Summary
In People v. Hodge, 561 N.Y.S.2d 749, 167 A.D.2d 251 (1st Dept. 1990), the defendant argued with the victim and returned soon after with a gun, struck the victim with the gun and then shot twice at the victim, at close range; the second shot hit the victim behind the ear and killed him.
Summary of this case from McMillon v. CulleyOpinion
November 20, 1990
Appeal from the Supreme Court, Bronx County, Frank Diaz, J.
Defendant was arrested and charged with murder in the second degree and manslaughter in the first degree arising from the shooting death of Schvoan Topping on December 8, 1987. After jury trial, defendant was found guilty of manslaughter in the first degree, pleaded guilty to criminal possession of a weapon in the third degree and was sentenced as noted above.

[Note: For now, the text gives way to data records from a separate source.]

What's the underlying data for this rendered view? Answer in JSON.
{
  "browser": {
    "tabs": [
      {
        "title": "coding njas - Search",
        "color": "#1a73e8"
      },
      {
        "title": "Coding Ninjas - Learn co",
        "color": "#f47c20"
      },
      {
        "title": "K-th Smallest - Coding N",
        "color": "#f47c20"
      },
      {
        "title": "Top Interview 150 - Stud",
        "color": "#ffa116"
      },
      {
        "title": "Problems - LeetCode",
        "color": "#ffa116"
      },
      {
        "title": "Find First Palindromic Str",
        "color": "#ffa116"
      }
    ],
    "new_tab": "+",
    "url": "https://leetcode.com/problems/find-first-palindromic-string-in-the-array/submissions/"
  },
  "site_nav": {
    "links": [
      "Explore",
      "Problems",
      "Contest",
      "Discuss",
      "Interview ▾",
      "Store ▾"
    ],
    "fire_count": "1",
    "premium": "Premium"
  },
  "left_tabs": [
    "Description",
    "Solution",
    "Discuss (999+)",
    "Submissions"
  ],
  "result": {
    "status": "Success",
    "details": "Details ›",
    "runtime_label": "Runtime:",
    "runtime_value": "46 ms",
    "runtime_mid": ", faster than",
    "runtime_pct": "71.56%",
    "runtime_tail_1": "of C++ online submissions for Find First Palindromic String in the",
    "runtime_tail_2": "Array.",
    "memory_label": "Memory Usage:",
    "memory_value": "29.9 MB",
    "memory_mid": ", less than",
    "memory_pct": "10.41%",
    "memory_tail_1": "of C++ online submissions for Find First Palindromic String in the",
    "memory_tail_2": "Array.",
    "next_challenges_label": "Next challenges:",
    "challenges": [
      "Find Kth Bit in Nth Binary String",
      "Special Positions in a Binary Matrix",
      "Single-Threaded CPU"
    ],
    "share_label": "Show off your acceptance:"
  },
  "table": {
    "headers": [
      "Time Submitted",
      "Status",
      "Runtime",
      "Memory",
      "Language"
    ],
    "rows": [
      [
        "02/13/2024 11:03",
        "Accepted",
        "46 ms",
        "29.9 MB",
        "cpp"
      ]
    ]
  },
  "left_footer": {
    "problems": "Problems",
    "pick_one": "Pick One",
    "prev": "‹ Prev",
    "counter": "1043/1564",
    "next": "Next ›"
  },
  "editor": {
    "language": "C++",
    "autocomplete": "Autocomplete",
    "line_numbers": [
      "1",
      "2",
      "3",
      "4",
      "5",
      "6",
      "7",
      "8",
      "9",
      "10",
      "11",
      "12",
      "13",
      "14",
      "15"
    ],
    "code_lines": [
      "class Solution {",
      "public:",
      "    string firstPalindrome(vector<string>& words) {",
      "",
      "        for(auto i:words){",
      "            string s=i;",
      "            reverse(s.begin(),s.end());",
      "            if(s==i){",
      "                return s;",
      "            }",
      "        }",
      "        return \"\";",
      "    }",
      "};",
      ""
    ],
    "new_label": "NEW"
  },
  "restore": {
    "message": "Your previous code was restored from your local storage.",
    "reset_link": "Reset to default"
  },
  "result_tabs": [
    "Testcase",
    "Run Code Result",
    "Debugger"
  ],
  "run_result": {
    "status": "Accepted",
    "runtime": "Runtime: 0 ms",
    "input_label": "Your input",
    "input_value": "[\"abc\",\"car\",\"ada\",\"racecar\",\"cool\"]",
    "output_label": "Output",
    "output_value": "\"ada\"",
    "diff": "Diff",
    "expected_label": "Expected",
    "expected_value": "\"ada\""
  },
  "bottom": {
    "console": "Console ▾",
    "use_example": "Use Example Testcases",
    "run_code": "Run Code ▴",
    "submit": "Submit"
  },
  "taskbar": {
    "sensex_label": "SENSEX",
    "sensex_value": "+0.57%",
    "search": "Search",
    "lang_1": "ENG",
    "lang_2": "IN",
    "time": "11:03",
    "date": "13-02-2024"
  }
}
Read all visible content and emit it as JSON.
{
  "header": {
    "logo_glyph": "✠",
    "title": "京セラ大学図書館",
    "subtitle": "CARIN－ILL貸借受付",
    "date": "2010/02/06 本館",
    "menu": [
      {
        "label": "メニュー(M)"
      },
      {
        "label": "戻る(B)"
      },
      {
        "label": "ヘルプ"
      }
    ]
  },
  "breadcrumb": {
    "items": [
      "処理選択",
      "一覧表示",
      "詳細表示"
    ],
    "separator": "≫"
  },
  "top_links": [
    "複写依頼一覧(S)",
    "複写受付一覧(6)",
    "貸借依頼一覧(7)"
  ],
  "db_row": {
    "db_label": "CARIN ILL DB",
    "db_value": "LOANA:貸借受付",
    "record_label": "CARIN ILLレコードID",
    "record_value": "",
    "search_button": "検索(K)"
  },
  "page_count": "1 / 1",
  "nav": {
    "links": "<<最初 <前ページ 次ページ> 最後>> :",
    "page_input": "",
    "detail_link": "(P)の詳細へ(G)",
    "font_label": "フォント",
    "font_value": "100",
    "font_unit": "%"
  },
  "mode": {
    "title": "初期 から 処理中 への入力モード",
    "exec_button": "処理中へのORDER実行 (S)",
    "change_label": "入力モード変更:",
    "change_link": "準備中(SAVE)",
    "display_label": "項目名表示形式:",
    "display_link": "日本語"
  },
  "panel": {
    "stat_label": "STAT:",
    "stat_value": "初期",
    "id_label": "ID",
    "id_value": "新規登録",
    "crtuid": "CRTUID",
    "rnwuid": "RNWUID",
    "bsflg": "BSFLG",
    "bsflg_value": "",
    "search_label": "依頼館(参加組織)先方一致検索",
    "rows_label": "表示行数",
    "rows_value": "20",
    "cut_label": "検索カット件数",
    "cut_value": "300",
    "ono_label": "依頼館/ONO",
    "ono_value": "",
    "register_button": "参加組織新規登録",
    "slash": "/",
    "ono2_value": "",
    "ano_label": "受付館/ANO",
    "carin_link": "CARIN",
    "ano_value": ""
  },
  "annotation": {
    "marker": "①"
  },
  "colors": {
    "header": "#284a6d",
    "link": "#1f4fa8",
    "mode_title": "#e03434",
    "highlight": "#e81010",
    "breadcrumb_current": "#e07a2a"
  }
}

On appeal, defendant contends that the trial court erred in refusing defendant's request for a jury charge of manslaughter in the second degree as a lesser included offense of both murder in the second degree and manslaughter in the first degree, on the basis that a reasonable view of the evidence presented at trial would support the inclusion of such lesser included charge.
At trial, four eyewitnesses, and defendant himself, testified that they and the victim were part of a group talking on a street corner; that defendant left the scene after a verbal argument with the victim and returned approximately 10 minutes later with a gun; that defendant first struck the victim with the gun and then shot twice at the victim, within close range, the second shot hitting the victim behind the right ear and killing him. Defendant himself testified that at no time was the victim armed, nor did he attempt at any time to strike the defendant. Defendant also testified that his intent in shooting at the victim the second time was to injure him. By no reasonable view of the evidence presented at trial could the jury have concluded that defendant was guilty of the lesser and not the greater offense, and therefore the trial court properly refused defendant's request for a jury charge of the lesser included offense of manslaughter in the second degree. (CPL 300.50; see also, People v. Glover, 57 N.Y.2d 61, 63-64; People v. Green, 56 N.Y.2d 427, 434.)
We perceive no abuse of discretion by the trial court in the imposition of sentence and in the circumstances do not find that sentence to be excessive.
Concur — Murphy, P.J., Kupferman, Milonas, Rosenberger and Ellerin, JJ.